The effect of N-terminal diproline segments in nucleating helical folding in designed peptides has been studied in two model sequences Piv-Pro-Pro-Aib-Leu-Aib-Phe-OMe (1) and Boc-Aib-Pro-Pro-Aib-Val-Ala-Phe-OMe (2). The structure of 1 in crystals, determined by X-ray diffraction, reveals a helical (α_R) conformation for the segment residues 2 to 5, stabilized by one 4→1 hydrogen bond and two 5→1 interactions. The N-terminus residue, Pro(1) adopts a polyproline II (P_II) conformation. NMR studies in three different solvent systems support a conformation similar to that observed in crystals. In the apolar solvent CDCl₃, NOE data favor the population of both completely helical and partially unfolded structures. In the former, the Pro-Pro segment adopts an α_R-α_R conformation, whereas in the latter, a P_II-α_R structure is established.
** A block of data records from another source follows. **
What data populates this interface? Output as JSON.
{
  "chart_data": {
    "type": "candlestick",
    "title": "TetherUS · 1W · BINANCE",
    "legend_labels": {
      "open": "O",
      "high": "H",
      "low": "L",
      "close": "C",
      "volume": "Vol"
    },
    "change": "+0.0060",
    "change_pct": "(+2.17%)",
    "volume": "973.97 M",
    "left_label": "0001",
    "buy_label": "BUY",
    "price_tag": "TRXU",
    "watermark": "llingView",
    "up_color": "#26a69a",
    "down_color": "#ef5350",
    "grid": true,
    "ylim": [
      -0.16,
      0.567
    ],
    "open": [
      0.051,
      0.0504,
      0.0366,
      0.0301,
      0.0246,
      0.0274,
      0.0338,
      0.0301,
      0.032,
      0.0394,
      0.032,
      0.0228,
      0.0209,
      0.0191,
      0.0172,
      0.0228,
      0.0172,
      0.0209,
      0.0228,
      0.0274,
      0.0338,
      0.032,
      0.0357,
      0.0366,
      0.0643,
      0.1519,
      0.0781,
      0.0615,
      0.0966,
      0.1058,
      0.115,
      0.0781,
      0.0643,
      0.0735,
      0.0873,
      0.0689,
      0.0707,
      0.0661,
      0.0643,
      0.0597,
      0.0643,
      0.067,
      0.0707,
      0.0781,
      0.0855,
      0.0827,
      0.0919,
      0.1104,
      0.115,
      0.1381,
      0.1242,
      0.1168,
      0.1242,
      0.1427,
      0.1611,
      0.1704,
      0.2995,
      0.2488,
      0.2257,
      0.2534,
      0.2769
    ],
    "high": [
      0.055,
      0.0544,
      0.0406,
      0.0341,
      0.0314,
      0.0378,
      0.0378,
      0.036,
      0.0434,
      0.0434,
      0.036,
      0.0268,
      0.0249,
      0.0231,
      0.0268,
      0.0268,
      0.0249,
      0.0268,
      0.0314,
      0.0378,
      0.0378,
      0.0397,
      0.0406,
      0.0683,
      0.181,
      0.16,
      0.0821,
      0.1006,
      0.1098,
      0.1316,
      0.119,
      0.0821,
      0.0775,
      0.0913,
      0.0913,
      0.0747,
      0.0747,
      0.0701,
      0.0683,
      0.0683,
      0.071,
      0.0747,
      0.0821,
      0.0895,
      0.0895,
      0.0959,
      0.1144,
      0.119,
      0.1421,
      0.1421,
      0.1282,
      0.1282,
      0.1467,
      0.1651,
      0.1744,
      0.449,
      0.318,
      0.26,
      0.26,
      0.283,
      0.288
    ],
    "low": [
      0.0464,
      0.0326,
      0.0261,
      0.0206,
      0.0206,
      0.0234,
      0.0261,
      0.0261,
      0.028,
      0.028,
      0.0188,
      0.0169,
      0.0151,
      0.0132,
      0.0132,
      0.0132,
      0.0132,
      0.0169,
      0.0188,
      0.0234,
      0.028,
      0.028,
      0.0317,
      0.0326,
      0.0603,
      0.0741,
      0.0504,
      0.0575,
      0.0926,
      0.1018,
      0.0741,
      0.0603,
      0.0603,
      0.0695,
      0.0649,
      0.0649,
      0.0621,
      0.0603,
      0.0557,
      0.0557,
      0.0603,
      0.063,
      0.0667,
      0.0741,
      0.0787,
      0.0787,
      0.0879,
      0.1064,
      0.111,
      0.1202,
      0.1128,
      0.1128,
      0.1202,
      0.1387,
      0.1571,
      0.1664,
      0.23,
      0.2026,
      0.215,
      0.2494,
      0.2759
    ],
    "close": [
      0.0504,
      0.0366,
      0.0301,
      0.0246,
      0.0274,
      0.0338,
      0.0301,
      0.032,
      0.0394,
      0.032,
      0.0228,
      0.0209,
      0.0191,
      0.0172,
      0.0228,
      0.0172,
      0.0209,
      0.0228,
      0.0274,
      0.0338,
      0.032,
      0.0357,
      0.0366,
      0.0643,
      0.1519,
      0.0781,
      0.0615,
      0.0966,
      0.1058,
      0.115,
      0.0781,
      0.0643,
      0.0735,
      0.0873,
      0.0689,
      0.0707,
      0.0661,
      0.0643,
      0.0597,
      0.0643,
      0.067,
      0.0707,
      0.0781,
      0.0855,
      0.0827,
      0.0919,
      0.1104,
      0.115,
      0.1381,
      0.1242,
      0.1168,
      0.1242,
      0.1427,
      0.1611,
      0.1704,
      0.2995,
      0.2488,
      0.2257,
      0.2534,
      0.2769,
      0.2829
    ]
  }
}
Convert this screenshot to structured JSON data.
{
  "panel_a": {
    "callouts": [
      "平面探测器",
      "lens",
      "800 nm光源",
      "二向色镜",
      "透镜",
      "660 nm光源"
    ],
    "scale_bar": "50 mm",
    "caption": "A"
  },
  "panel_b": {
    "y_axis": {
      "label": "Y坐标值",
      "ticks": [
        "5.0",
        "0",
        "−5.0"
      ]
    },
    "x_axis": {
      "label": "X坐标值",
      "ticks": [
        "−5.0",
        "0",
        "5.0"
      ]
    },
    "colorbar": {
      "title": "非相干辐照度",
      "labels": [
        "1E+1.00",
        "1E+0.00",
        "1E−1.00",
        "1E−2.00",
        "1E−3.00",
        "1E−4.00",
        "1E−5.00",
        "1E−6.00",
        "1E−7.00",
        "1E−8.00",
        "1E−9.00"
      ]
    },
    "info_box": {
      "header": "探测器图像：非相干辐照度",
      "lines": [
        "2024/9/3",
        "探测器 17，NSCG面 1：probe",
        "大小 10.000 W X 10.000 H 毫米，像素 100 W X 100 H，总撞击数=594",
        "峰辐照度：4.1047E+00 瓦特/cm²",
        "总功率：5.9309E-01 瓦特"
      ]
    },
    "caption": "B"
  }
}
The conformational equilibrium shifts in favor of the P_II-α_R structure in solvents like methanol and DMSO. A significant population of the Pro(1)-Pro(2) cis conformer is also observed. The NMR results are consistent with the population of at least three conformational states about Pro-Pro segment: trans α_R-α_R, trans P_II-α_R and cis P_II-α_R. Of these, the two trans conformers are in rapid dynamic exchange on the NMR time scale, whereas the interconversion between cis and trans form is slow. Similar results are obtained with peptide 2. Analysis of 462 diproline segments in protein crystal structures reveals 25 examples of the α_R-α_R conformation followed by a helix. Modeling and energy minimization studies suggest that both P_II-α_R and α_R-α_R conformations have very similar energies in the model hexapeptide 1.